Un "monsieur 35 heures" qui a le profil de l'emploi

Jusqu'en avril 2001, la direction générale a construit le cadre des discussions. Elle a d'abord désigné un responsable, en la personne du directeur de l'hôpital Beaujon, qui se retire de plus en plus de la gestion de son établissement d'attache pour coordonner le projet des 35 heures. Membre du syndicat FO, il incarne parfaitement la volonté de l'administration : associer étroitement les "partenaires sociaux" à la réorganisation des conditions de travail. Gestionnaire "efficace", il a au cours des années fait baisser les effectifs et les dépenses de Beaujon, jusqu'à faire disparaître pendant quelques années les dépassements des crédits pourtant calculés au plus juste. Les changements au sein du Conseil d'administration de l'Assistance Publique, suite à la victoire électorale de Delanoë à Paris, l'ont encore porté en avant. Le souci de sa carrière ne peut laisser aucun doute sur sa volonté de réaliser la réforme au moindre coût.

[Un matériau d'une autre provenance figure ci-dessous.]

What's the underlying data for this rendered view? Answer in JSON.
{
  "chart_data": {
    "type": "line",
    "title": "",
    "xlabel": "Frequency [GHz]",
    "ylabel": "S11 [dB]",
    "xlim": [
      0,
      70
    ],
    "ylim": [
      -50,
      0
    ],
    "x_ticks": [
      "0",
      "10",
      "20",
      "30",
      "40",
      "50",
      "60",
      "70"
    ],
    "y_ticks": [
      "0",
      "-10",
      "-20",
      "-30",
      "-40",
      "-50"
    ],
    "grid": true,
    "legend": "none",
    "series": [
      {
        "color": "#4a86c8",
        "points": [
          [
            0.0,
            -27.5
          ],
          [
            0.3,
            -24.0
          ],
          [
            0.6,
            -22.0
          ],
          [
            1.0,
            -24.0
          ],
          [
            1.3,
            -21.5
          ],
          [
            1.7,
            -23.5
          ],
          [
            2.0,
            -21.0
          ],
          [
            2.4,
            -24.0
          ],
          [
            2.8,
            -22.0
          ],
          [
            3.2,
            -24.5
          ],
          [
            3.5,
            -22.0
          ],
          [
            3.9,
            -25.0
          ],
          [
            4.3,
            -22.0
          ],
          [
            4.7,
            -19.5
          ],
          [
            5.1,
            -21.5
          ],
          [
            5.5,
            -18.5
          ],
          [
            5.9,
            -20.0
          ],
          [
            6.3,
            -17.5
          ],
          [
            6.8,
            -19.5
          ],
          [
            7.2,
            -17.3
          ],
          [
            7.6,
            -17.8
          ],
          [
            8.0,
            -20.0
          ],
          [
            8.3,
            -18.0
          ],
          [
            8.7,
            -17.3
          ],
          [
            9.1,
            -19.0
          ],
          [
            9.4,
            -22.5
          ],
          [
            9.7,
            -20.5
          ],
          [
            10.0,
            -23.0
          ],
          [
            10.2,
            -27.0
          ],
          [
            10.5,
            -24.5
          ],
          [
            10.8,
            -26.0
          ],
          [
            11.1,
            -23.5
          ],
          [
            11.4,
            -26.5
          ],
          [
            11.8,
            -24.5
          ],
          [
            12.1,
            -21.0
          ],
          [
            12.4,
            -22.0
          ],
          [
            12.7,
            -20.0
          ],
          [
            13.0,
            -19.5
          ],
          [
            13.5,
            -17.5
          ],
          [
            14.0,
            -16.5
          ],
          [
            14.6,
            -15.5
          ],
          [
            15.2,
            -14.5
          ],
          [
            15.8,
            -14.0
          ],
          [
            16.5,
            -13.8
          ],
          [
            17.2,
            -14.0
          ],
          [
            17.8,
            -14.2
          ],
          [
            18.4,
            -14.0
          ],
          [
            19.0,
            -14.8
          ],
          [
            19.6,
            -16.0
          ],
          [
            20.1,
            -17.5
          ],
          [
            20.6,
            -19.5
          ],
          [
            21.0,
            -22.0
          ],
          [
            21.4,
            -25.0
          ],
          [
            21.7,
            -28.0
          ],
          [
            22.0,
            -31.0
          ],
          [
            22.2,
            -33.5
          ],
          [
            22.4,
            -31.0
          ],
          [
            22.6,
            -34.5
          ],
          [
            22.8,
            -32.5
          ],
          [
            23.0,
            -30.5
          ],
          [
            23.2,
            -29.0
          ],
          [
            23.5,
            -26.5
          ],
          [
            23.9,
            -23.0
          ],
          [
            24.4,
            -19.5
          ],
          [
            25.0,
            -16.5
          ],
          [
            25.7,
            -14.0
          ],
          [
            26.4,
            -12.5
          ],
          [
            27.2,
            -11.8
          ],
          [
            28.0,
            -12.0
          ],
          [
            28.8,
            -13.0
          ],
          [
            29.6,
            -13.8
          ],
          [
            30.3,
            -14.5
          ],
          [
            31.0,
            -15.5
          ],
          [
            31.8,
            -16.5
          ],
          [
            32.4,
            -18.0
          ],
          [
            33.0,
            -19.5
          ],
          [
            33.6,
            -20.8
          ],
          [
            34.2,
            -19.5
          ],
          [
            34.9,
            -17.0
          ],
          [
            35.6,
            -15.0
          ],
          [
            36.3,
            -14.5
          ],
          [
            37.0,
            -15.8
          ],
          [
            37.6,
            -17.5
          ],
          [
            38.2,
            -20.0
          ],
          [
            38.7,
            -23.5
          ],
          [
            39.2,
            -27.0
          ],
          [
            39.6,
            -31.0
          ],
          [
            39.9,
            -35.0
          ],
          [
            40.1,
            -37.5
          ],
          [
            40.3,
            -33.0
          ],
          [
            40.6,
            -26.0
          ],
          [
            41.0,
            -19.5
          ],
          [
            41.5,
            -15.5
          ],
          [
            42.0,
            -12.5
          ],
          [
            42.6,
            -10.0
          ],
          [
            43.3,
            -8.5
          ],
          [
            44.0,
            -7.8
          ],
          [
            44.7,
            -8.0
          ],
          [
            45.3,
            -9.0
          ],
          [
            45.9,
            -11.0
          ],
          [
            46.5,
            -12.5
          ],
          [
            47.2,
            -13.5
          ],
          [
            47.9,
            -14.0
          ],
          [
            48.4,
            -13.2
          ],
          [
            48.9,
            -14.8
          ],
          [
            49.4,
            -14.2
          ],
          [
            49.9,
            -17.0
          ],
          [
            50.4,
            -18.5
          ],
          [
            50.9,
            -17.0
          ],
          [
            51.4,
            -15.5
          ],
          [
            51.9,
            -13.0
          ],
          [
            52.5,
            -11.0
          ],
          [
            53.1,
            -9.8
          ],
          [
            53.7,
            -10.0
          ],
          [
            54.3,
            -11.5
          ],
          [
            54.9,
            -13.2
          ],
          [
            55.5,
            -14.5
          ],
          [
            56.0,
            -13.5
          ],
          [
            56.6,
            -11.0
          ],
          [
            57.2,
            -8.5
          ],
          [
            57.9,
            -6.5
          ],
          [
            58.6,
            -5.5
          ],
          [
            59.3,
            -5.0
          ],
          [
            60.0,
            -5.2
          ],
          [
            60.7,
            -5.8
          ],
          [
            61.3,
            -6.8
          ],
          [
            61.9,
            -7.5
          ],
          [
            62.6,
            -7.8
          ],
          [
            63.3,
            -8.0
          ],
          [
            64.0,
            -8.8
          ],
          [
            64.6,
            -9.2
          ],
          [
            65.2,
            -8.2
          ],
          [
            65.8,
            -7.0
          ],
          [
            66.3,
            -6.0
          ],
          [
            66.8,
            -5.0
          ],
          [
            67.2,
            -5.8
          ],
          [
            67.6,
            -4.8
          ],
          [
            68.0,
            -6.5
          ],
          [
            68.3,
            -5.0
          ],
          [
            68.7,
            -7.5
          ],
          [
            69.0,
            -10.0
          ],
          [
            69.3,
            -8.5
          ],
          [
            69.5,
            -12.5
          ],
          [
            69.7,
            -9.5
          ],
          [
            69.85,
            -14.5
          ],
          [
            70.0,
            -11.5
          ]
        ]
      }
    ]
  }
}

Tout le monde dans les rangs !

L'Assistance Publique regroupe une soixantaine d'établissements. Le "Monsieur 35 heures" se trouve donc d'abord à la tête d'un "comité de pilotage" central dans lequel, à côté des administrateurs, des cadres et professionnels "experts", des places ont été offertes aux organisations syndicales. Elles ont été invitées à tout négocier : leur nombre, leur projet, leur façon d'intervenir. Toutes les précautions sont prises pour éviter une confrontation sur le terrain des luttes.

Pour alimenter la réflexion du comité, des enquêtes "transversales" (sur plusieurs services ou établissements) ont été réalisées, par l'administration et par certains syndicats : organisation actuelle, souhaits et besoins pour l'organisation future... Celles de l'Assistance Publique ressemblent furieusement à des audits.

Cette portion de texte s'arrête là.